We solve the three dimensional wave equation subject to homogeneous Dirichlet boundary conditions with fourth order accuracy using only three levels in time and three nodes along each coordinate axis (i.e., compactly in time and space). The approximation in time is implicit and requires solving the modified Helmholtz equation on the upper time level at every step. The modified Helmholtz is discretized in space with two compact fourth order accurate finite difference schemes. Since the equation is symmetric negative definite elliptic, one can efficiently solve it by multigrid in the case of variable coefficients. For constant coefficients, it is solved by FFT. In both cases, we compare the CFL numbers, multigrid convergence factors, and run times induced by each compact discretization in space. Finally, we provide numerical examples to demonstrate that fourth order accuracy is achieved for the modified Helmholtz equation alone, as well as in the course of time marching.

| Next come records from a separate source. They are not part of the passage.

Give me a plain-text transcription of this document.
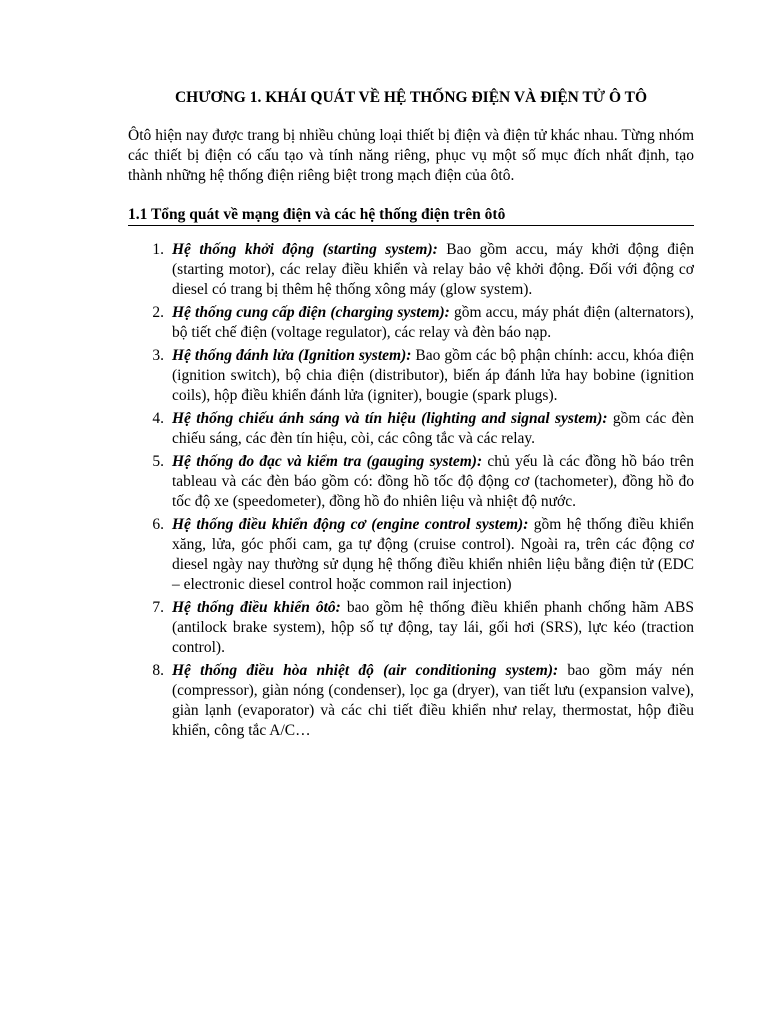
CHƯƠNG 1. KHÁI QUÁT VỀ HỆ THỐNG ĐIỆN VÀ ĐIỆN TỬ Ô TÔ

Ôtô hiện nay được trang bị nhiều chủng loại thiết bị điện và điện tử khác nhau. Từng nhóm các thiết bị điện có cấu tạo và tính năng riêng, phục vụ một số mục đích nhất định, tạo thành những hệ thống điện riêng biệt trong mạch điện của ôtô.

1.1 Tổng quát về mạng điện và các hệ thống điện trên ôtô
1. Hệ thống khởi động (starting system): Bao gồm accu, máy khởi động điện (starting motor), các relay điều khiển và relay bảo vệ khởi động. Đối với động cơ diesel có trang bị thêm hệ thống xông máy (glow system).
2. Hệ thống cung cấp điện (charging system): gồm accu, máy phát điện (alternators), bộ tiết chế điện (voltage regulator), các relay và đèn báo nạp.
3. Hệ thống đánh lửa (Ignition system): Bao gồm các bộ phận chính: accu, khóa điện (ignition switch), bộ chia điện (distributor), biến áp đánh lửa hay bobine (ignition coils), hộp điều khiển đánh lửa (igniter), bougie (spark plugs).
4. Hệ thống chiếu ánh sáng và tín hiệu (lighting and signal system): gồm các đèn chiếu sáng, các đèn tín hiệu, còi, các công tắc và các relay.
5. Hệ thống đo đạc và kiểm tra (gauging system): chủ yếu là các đồng hồ báo trên tableau và các đèn báo gồm có: đồng hồ tốc độ động cơ (tachometer), đồng hồ đo tốc độ xe (speedometer), đồng hồ đo nhiên liệu và nhiệt độ nước.
6. Hệ thống điều khiển động cơ (engine control system): gồm hệ thống điều khiển xăng, lửa, góc phối cam, ga tự động (cruise control). Ngoài ra, trên các động cơ diesel ngày nay thường sử dụng hệ thống điều khiển nhiên liệu bằng điện tử (EDC – electronic diesel control hoặc common rail injection)
7. Hệ thống điều khiển ôtô: bao gồm hệ thống điều khiển phanh chống hãm ABS (antilock brake system), hộp số tự động, tay lái, gối hơi (SRS), lực kéo (traction control).
8. Hệ thống điều hòa nhiệt độ (air conditioning system): bao gồm máy nén (compressor), giàn nóng (condenser), lọc ga (dryer), van tiết lưu (expansion valve), giàn lạnh (evaporator) và các chi tiết điều khiển như relay, thermostat, hộp điều khiển, công tắc A/C…
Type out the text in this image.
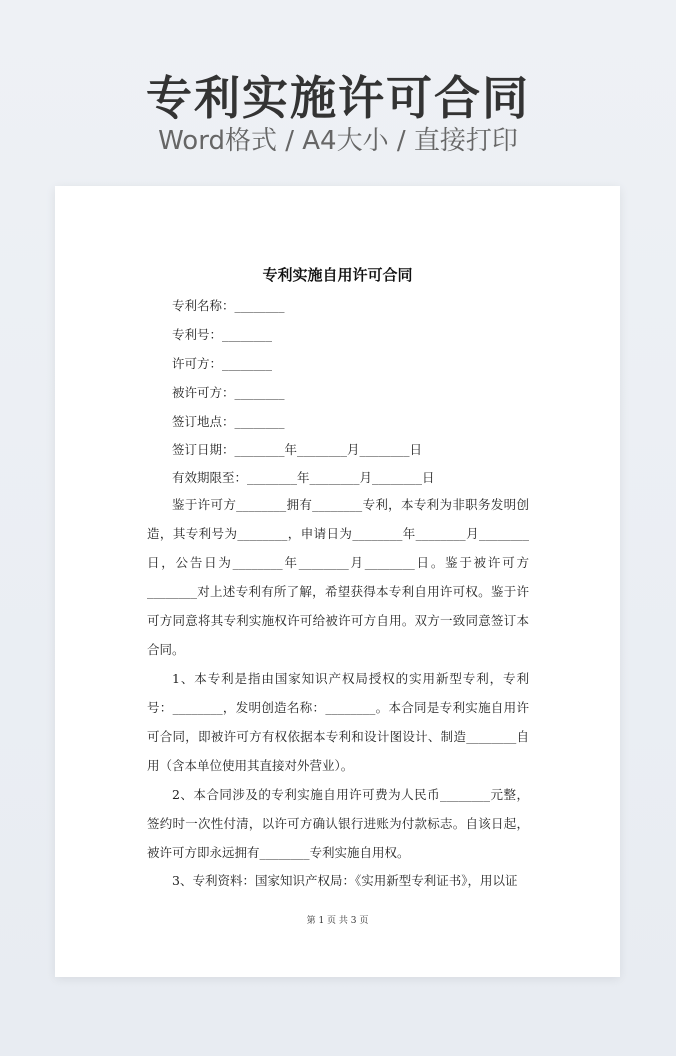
专利实施许可合同
Word格式 / A4大小 / 直接打印
专利实施自用许可合同
专利名称：________
专利号：________
许可方：________
被许可方：________
签订地点：________
签订日期：________年________月________日
有效期限至：________年________月________日
鉴于许可方________拥有________专利，本专利为非职务发明创造，其专利号为________，申请日为________年________月________日，公告日为________年________月________日。鉴于被许可方________对上述专利有所了解，希望获得本专利自用许可权。鉴于许可方同意将其专利实施权许可给被许可方自用。双方一致同意签订本合同。
1、本专利是指由国家知识产权局授权的实用新型专利，专利号：________，发明创造名称：________。本合同是专利实施自用许可合同，即被许可方有权依据本专利和设计图设计、制造________自用（含本单位使用其直接对外营业）。
2、本合同涉及的专利实施自用许可费为人民币________元整，签约时一次性付清，以许可方确认银行进账为付款标志。自该日起，被许可方即永远拥有________专利实施自用权。
3、专利资料：国家知识产权局：《实用新型专利证书》，用以证
第 1 页 共 3 页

The simple geometry of the domain \(\varOmega \) (a Cartesian cube) and simple boundary conditions do not present a limitation because our next step will be to combine the proposed fourth order accurate compact scheme with the method of difference potentials [23]. It will allow us to accommodate non-conforming boundary shapes and a variety of boundary conditions with no deterioration of accuracy while still using a Cartesian grid, see [10] for a 2D implementation with fourth order accuracy and [22] for a 3D implementation with second order accuracy.

Also in the future, we will adopt a perfectly matched layer (PML) approach for the simulation of the three dimensional wave equation on unbounded regions. Our present work will provide a foundation for constructing a fourth order accurate compact approximation for the PML formulation of the wave equation. For examples of the PML applied to the wave equation see [4, 15, 20, 21].